A rotina agitada e os horários desordenados podem contribuir para o desenvolvimento de alguns distúrbios do sono, como a insônia. Porém, até mesmo uma única noite de sono mal dormida também pode impactar significativamente a regulação da expressão gênica e do metabolismo. Em outras palavras, dormir poucas horas ou nenhuma já basta para alterar as funções do DNA que podem resultar em problemas de saúde, como a obesidade ou o diabetes tipo 2. A descoberta é resultado de um estudo publicado na revista científica Science Advances, realizado por pesquisadores da Universidade de Uppsala, e pode explicar como o trabalho em turnos e a perda crônica de sono prejudicam o metabolismo e afetam negativamente a composição corporal.

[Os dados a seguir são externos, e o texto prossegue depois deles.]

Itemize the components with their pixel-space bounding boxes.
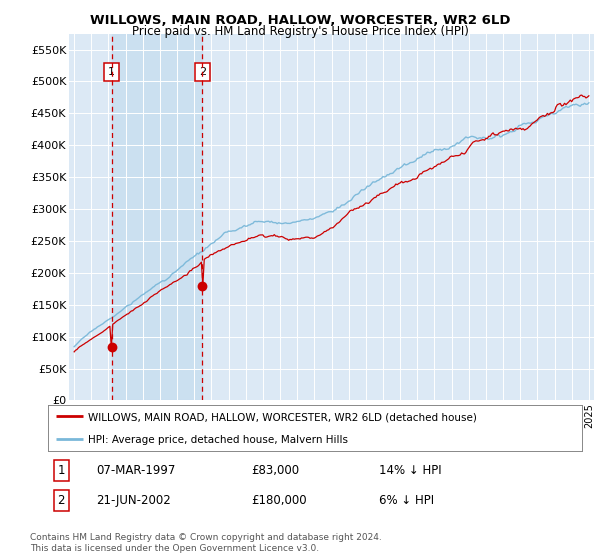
Text: 1: 1 — [108, 67, 115, 77]
Text: Price paid vs. HM Land Registry's House Price Index (HPI): Price paid vs. HM Land Registry's House … — [131, 25, 469, 38]
Text: 2: 2 — [58, 494, 65, 507]
Text: HPI: Average price, detached house, Malvern Hills: HPI: Average price, detached house, Malv… — [88, 435, 348, 445]
Text: WILLOWS, MAIN ROAD, HALLOW, WORCESTER, WR2 6LD (detached house): WILLOWS, MAIN ROAD, HALLOW, WORCESTER, W… — [88, 412, 477, 422]
Text: WILLOWS, MAIN ROAD, HALLOW, WORCESTER, WR2 6LD: WILLOWS, MAIN ROAD, HALLOW, WORCESTER, W… — [90, 14, 510, 27]
Text: 21-JUN-2002: 21-JUN-2002 — [96, 494, 171, 507]
Text: 07-MAR-1997: 07-MAR-1997 — [96, 464, 175, 477]
Point — [107, 343, 116, 352]
Bar — [112, 34, 202, 400]
Text: £83,000: £83,000 — [251, 464, 299, 477]
Text: 2: 2 — [199, 67, 206, 77]
Text: 14% ↓ HPI: 14% ↓ HPI — [379, 464, 442, 477]
Text: 1: 1 — [58, 464, 65, 477]
Text: 6% ↓ HPI: 6% ↓ HPI — [379, 494, 434, 507]
Point — [197, 281, 207, 290]
Text: £180,000: £180,000 — [251, 494, 307, 507]
Text: Contains HM Land Registry data © Crown copyright and database right 2024.
This d: Contains HM Land Registry data © Crown c… — [30, 533, 382, 553]
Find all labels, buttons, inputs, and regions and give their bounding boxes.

O grupo de cientistas realizou o estudo com 15 homens saudáveis com peso considerado normal durante dois dias em laboratório. Na primeira noite, os participantes dormiram no mínimo oito horas, como recomendam os especialistas. Já na segunda, eles foram mantidos acordados a noite toda. Na manhã seguinte a cada intervenção noturna, foi realizada uma biópsia e pequenas amostras de tecido foram retiradas da gordura subcutânea e do músculo esquelético dos voluntários. A escolha desses tecidos não foi aleatória: ambos frequentemente apresentam metabolismo interrompido em condições tais como obesidade e diabetes tipo 2. Além disso, também pela manhã de cada dia os pesquisadores coletaram amostras de sangue para comparar os compartimentos teciduais de diferentes metabólitos, como moléculas de açúcar e alguns ácidos graxos e aminoácidos.
Os resultados indicaram que, após a noite em claro ocorreu uma mudança específica do tecido durante a metilação do DNA – processo que consiste em uma modificação epigenética envolvida na regulação da expressão gênica de cada célula do corpo e é afetada tanto por fatores hereditários quanto ambientais, como o exercício físico. Com isso, encontraram diferenças na atividade dos genes ligados à produção de proteínas associadas à absorção de lipídios e à proliferação celular.
Como consequência, eles descobriram que quando os voluntários perderam uma noite de sono, os níveis de metabólitos e proteínas participantes do processo de armazenamento de gordura se elevaram; e que não dormir também causou alterações em genes que foram associados a um tipo de inflamação ligada ao desenvolvimento de diabetes tipo 2 e obesidade. Além disso, também observaram a perda de proteínas envolvidas no acúmulo e reparo muscular, o que impacta no volume de massa magra e na capacidade do organismo de consumir açúcar.
Análises adicionais da expressão gênica e proteica demonstraram que o impacto da privação do sono diferiu entre o tecido esquelético e o adiposo. Uma possível explicação para o comportamento observado de ambos pode ser que passar a noite acordado ou dormir mal exercem um efeito específico no ritmo circadiano dos tecidos, resultando em um desalinhamento.
“É interessante termos visto mudanças na metilação do DNA apenas no tecido adiposo e especificamente para genes que também mostraram estar alterados no nível de metilação do DNA em condições metabólicas. Pensa-se que as modificações epigenéticas são capazes de conferir uma espécie de ‘memória’ metabólica, que pode regular como os programas metabólicos operam durante períodos de tempo mais longos. Portanto, acreditamos que as mudanças observadas em nosso estudo podem ser uma nova peça do quebra-cabeça de como a problemas crônicos ligados ao sono e os ritmos circadianos podem aumentar o risco de uma pessoa se tornar obesa, por exemplo”, comenta Jonathan Cedernaes, pesquisador líder do estudo, em comunicado oficial à imprensa.
Como o grupo de cientistas estudou apenas o efeito de uma noite mal dormida, não sabem como outras formas de privação do sono ou desalinhamento do ritmo circadiano afetariam o metabolismo dos tecidos dos participantes. Além disso, relata também não saber por quanto tempo as mudanças metabólicas duraram depois que os voluntários retornaram aos padrões normais de sono. Eles, no entanto, apontam que o estudo mostra que o sono desempenha mais funções do que se pensava anteriormente.
Para Cedernaes, o próximo passo é entender se dormir bem depois de ter sido privado de uma boa noite de sono no dia anterior, normalizaria essas alterações. “Vale lembrar que dietas balanceadas e exercícios físicos são fatores que também podem alterar a metilação do DNA. Por isso, podem ser usados para neutralizar os efeitos metabólicos adversos da perda de sono”, conclui o pesquisador.